La passe un normalise les trois sources à travers le schema map vers une forme d’enregistrement commune, puis demande à Claude de clusteriser les items en thèmes candidats. Le prompt force le modèle à assigner chaque item à exactement un thème ou à un bucket explicite unclustered, et à citer le span de texte qui justifie chaque assignation. Le bucket unclustered est une garde, pas un échec : un run sain laisse 5 à 15 pour cent non clusterisés (demandes véritablement uniques), et un taux d’unclustered au-dessus de 30 pour cent est un signal que les sources sont trop hétérogènes pour fusionner ce cycle, ce que la Skill fait remonter plutôt que de forcer une fusion.

Entre les passes, le scoring est du Python déterministe, pas Claude. La formule de pondération de references/2-weighting-policy.md tourne sur les items clusterisés en code, donc les mêmes inputs produisent toujours le même classement et un relecteur peut recalculer le score de n’importe quel thème à la main. Laisser Claude « pondérer » les thèmes rendrait le classement non-auditable et non-reproductible ; le modèle clusterise et explique, le code score.

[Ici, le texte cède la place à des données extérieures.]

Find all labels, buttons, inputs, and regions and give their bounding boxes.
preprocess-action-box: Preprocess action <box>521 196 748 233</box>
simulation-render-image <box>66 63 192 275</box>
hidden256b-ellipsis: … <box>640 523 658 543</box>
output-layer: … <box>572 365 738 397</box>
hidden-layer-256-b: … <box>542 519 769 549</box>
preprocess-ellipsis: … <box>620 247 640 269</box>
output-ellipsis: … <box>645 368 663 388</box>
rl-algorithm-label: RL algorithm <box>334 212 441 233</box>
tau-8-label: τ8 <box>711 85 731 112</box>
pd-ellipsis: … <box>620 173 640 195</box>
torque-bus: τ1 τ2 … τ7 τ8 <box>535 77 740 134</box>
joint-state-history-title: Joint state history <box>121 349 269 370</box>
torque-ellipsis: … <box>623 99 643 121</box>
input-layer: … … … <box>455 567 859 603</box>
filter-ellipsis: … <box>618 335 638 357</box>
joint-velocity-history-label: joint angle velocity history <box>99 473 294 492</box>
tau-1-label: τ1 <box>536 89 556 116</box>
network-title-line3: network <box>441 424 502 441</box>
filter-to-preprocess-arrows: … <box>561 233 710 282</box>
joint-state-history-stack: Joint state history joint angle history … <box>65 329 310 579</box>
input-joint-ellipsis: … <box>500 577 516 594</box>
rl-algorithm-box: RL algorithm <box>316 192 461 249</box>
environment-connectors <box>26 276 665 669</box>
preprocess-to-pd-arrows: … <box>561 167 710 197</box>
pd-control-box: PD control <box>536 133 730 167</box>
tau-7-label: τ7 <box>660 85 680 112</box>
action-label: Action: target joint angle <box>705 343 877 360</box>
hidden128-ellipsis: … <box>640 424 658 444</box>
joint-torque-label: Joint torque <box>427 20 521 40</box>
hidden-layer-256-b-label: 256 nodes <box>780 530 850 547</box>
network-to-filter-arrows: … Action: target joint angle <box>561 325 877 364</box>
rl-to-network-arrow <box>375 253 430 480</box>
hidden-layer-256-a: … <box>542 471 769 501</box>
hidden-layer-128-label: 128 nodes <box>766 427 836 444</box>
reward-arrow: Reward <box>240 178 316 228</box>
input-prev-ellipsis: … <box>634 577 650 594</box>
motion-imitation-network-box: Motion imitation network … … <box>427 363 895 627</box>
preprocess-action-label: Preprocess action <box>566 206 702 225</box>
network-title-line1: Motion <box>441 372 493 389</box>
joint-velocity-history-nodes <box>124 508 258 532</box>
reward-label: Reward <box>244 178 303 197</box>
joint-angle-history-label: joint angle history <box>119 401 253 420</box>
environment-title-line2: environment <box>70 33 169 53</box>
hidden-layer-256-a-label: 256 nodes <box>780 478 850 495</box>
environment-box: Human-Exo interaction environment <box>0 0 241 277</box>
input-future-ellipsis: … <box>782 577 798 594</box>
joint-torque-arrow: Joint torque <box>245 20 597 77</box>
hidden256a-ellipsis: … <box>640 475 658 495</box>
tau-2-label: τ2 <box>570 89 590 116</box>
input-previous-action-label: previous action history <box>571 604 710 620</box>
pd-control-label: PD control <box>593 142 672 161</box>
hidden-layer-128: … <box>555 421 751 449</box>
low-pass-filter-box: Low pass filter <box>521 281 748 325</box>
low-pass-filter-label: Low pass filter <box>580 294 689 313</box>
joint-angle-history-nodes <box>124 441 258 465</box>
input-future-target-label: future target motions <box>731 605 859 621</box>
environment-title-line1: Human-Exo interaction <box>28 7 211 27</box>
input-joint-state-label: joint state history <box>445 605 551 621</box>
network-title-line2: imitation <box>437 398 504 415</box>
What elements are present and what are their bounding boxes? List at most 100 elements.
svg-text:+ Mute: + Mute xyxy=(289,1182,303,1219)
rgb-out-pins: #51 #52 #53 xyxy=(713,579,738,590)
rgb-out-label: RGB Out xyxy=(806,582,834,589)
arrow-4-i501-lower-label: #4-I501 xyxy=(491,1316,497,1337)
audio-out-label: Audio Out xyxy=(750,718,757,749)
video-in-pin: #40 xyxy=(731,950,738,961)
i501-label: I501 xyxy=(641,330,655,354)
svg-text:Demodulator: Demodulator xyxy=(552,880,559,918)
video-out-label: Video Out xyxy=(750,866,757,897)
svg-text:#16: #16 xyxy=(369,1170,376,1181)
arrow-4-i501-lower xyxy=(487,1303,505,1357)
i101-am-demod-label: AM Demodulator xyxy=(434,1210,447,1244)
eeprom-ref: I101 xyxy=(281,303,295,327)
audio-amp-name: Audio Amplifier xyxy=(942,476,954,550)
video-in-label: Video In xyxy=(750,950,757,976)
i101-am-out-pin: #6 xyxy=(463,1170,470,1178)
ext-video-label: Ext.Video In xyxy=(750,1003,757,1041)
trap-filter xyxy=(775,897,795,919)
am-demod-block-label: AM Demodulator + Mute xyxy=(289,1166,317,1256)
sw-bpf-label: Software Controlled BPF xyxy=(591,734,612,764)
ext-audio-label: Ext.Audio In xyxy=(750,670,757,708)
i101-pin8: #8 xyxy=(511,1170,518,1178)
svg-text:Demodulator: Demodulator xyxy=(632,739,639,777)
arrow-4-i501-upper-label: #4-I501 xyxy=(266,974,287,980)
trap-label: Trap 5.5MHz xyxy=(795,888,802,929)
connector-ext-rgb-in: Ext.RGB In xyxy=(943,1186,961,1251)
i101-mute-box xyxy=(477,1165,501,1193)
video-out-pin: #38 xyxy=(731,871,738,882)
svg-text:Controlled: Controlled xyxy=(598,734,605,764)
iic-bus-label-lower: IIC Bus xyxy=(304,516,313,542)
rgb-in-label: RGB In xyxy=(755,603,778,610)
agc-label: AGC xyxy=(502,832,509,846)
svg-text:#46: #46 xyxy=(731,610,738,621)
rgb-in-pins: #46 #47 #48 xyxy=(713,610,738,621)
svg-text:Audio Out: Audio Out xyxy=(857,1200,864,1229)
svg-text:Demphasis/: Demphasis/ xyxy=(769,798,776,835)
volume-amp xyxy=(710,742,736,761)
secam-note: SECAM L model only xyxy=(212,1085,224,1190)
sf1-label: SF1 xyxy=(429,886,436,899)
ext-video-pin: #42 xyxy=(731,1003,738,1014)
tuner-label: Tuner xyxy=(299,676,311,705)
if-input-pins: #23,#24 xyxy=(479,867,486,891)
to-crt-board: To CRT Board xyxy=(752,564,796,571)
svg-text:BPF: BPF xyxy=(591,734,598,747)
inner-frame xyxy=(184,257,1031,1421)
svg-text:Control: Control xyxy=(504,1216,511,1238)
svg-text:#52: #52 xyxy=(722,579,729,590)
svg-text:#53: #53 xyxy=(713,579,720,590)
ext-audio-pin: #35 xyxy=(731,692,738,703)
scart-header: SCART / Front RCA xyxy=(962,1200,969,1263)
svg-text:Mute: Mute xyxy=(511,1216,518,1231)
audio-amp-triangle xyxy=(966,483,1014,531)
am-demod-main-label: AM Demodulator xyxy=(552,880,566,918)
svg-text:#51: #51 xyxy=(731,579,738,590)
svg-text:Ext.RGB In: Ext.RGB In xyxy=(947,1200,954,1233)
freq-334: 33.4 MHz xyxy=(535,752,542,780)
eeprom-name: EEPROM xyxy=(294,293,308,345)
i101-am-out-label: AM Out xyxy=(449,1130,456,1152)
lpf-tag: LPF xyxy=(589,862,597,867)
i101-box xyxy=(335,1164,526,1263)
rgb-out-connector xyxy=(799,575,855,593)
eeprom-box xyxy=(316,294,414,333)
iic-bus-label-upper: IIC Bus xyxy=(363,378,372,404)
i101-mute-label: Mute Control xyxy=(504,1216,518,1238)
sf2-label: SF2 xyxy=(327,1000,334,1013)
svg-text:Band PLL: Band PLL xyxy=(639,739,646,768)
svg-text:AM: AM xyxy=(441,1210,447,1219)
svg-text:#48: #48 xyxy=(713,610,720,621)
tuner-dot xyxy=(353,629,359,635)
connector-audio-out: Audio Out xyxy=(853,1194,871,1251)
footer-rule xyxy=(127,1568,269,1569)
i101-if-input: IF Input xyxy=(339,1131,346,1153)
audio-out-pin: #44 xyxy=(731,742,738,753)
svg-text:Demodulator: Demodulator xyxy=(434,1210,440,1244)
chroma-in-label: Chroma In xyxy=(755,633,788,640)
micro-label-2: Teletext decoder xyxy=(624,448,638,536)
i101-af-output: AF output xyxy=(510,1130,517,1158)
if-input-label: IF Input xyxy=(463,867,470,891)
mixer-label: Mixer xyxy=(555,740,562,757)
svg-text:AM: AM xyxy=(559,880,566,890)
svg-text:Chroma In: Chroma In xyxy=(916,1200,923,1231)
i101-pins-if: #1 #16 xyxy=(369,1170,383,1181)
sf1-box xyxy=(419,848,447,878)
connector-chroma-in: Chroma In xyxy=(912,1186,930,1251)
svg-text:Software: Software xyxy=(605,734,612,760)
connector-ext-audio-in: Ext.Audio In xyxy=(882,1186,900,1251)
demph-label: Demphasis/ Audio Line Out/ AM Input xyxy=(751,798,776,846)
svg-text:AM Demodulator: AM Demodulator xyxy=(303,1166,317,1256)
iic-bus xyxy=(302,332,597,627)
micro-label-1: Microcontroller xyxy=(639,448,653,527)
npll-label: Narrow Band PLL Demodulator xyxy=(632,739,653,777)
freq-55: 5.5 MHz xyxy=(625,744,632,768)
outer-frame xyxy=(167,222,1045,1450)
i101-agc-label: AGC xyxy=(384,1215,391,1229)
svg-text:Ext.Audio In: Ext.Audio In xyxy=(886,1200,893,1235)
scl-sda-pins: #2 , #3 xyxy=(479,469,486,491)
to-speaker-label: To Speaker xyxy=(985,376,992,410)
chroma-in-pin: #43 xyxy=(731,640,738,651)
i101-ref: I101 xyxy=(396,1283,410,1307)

La passe deux prend les thèmes classés et, pour chacun, sélectionne deux à trois verbatims représentatifs (un par source quand c’est possible, pour qu’un thème ne soit pas porté entièrement par la minorité bruyante de Canny), écrit l’implication produit d’une ligne et nomme les segments qui pilotent le score. L’output est un rapport classé plus le CSV par item. Le rapport ouvre sur les thèmes du haut ; le CSV est la piste d’audit.

Réalité des coûts

Un run complet sur Claude Sonnet coûte environ 30 000 à 90 000 tokens d’input selon le nombre d’items et la longueur du texte, et 5 000 à 10 000 tokens d’output —disons 12 à 30 centimes par cycle de VoC. La variable d’input qui domine est la longueur de description des tickets de support ; plafonner le texte de chaque item à 600 caractères dans le schema map garde un cycle de 400 items près du bas de la fourchette sans perdre le signal de clustering. Le temps d’horloge est de deux à cinq minutes, presque entièrement les deux passes de Claude puisque l’export et le scoring sont locaux.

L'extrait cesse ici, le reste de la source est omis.